Bonus Point: Use techniques such LoRA/QLoRa to reduce the number of trainable parameters, use quantization to reduce the memory requirements.

In [22]:
lora_config = LoraConfig(
    r=16,
    lora_alpha=32,
    target_modules=["q_proj", "k_proj", "v_proj", "o_proj", "gate_proj", "up_proj", "down_proj"],
    lora_dropout=0.05,
    bias="none",
    task_type="CAUSAL_LM"
)
lora_model = get_peft_model(model, lora_config)
print_trainable_parameters(lora_model)

trainable params: 39976960 || all params: 3540389888 || trainable%: 1.1291682911958425


In [23]:
#trainer.py
@dataclass
class TrainingArgs():
    num_epochs: int = 1
    learning_rate: float = 0.0002
    test_size: float = 0.9
    batch_size= 32
    model_name : str = "meta-llama/Llama-2-7b-chat-hf"
    lora_config: LoraConfig = None
    num_warmup_steps: int = 0
    mixed_precision: str = None
    accumulation_steps: int = 1

A couple notes about the above class:
1. We pass in a LoraConfig but not a bnbconfig because at least for the workflow of this assignment, we're loading a quantized version of our model right out of the gate

In [24]:
#trainer.py

class Trainer():
    def __init__(
            self,
            model: torch.nn.Module,
            train_loader: DataLoader,
            val_loader: DataLoader,
            training_args: TrainingArgs
    ):
        self.train_loader = train_loader
        self.val_loader = val_loader

        #load model and apply lora
        self.model = model
        if training_args.lora_config is not None:
            self.model = get_peft_model(model, training_args.lora_config)
            self.model = prepare_model_for_kbit_training(self.model)

        #optimizer
        self.optimizer = bnb.optim.Adam8bit(model.parameters(), lr = training_args.learning_rate)
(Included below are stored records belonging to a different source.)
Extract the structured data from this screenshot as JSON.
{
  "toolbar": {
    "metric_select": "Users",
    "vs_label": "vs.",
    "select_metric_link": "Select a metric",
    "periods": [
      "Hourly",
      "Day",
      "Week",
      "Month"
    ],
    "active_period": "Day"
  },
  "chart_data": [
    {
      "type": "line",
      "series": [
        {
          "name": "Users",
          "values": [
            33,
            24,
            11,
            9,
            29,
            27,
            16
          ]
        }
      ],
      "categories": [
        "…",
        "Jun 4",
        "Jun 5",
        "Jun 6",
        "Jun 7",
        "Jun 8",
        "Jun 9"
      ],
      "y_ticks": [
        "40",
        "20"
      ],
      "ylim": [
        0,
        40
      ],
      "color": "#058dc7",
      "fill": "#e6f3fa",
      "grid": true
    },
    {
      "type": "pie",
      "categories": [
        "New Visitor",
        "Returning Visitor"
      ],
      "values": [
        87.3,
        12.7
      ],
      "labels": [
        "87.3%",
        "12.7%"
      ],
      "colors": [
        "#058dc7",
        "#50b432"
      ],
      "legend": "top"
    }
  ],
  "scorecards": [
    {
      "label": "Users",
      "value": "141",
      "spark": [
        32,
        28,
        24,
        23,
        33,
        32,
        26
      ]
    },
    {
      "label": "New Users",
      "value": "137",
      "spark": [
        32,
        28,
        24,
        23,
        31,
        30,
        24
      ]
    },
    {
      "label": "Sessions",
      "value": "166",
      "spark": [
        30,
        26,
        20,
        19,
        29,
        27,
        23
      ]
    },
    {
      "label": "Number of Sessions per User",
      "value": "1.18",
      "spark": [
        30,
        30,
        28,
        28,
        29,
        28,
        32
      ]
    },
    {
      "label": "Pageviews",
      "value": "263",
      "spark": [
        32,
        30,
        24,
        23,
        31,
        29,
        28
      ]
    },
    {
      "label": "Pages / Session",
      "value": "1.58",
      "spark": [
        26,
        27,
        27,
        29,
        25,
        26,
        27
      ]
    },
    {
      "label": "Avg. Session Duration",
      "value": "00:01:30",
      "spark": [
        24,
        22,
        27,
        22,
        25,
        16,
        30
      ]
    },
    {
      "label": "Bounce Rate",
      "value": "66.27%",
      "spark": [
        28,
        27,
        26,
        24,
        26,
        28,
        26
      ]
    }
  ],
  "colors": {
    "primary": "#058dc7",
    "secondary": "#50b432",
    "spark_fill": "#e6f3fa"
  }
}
        #learning rate scheduler
        self.num_epochs = training_args.num_epochs
        self.num_training_steps = len(train_loader)*self.num_epochs
        self.scheduler = get_scheduler(
            "linear",
            optimizer=self.optimizer,
            num_warmup_steps=0,
            num_training_steps=self.num_training_steps,
        )


        #apply accelerator for mixed precision
        self.accelerator=Accelerator()
        self.train_loader,
        self.val_loader,
        self.model,
        self.optimizer,
        self.scheduler = self.accelerator.prepare(self.train_loader,
                                                  self.val_loader,
                                                  self.model,
                                                  self.optimizer,
                                                  self.scheduler)

    def train(self):

        self.model.train()
        progress_bar = tqdm(range(self.num_training_steps))

        for epoch in range(self.num_epochs):

            model.train()
            training_loss = 0
            for step, batch in enumerate(self.train_loader):
                outputs = model(**batch)
                loss = outputs.loss
                training_loss+=loss.item()
                self.accelerator.backward(loss)

                self.optimizer.step()
                self.lr_scheduler.step()
                self.optimizer.zero_grad()

                if step % 100 == 0:
                    print(f'Step {step}/{len(self.train_loader)} Training Loss: {training_loss/step*self.batch_size}')

                progress_bar.update(1)

            print(f'Epoch {epoch} Training Loss: {training_loss/len(self.train_loader)}')

            self.model.eval()
            val_loss = 0
            for step, batch in enumerate(self.val_loader):
                with torch.no_grad():
                    outputs=model(**batch)

                loss = outputs.loss
                validation_loss+=loss.item()

                if step % 100 == 0:
                    print(f'Step {step}/{len(self.val_loader)} Validation Loss: {val_loss/step*self.batch_size}')
            print(f'Epoch {epoch} Val Loss: {val_loss/len(self.val_loader)}')

In [25]:
training_args = TrainingArgs(lora_config=lora_config)

In [26]:
dw = DatasetWrapper(dataset, dataset_name, model_name, training_args.batch_size, training_args.test_size)
train_loader, val_loader = dw.prepare_data()

In [27]:
trainer = Trainer(model, train_loader, val_loader, training_args=training_args)

In [28]:
notebook_launcher(trainer.train(), (model,))



OutOfMemoryError: CUDA out of memory. Tried to allocate 688.00 MiB. GPU 0 has a total capacty of 14.75 GiB of which 73.06 MiB is free. Process 196130 has 14.67 GiB memory in use. Of the allocated memory 11.67 GiB is allocated by PyTorch, and 2.88 GiB is reserved by PyTorch but unallocated. If reserved but unallocated memory is large try setting max_split_size_mb to avoid fragmentation.  See documentation for Memory Management and PYTORCH_CUDA_ALLOC_CONF

## 5. Implement your own generation logic

Modify the `generate()` function to implement the generation logic directly using `model.forward()` instead of using pipeline API. At each generation step, generated tokens are fed as inputs until the stopping condition is met (EOS is generated or max_tokens is reached). Most importantly, make sure that the generations are batched.

Bonus Point:
- Optimize the `generate()` further to use attention key-value caching.

## 6. Plot the effect of training data on the validation loss:
The idea is to vary the amount of data used for training data (e.g. 100, 200, 500, 1000 data points) and understand its effect on the valiation loss. Please provide an explanation along with the plot.

## 7. Applying Chat template:
Suppose you want to switch to a different model and accordingly the prompt template needs to change. So, how would you incorporate this change without having to manually apply the template everytime you change the model?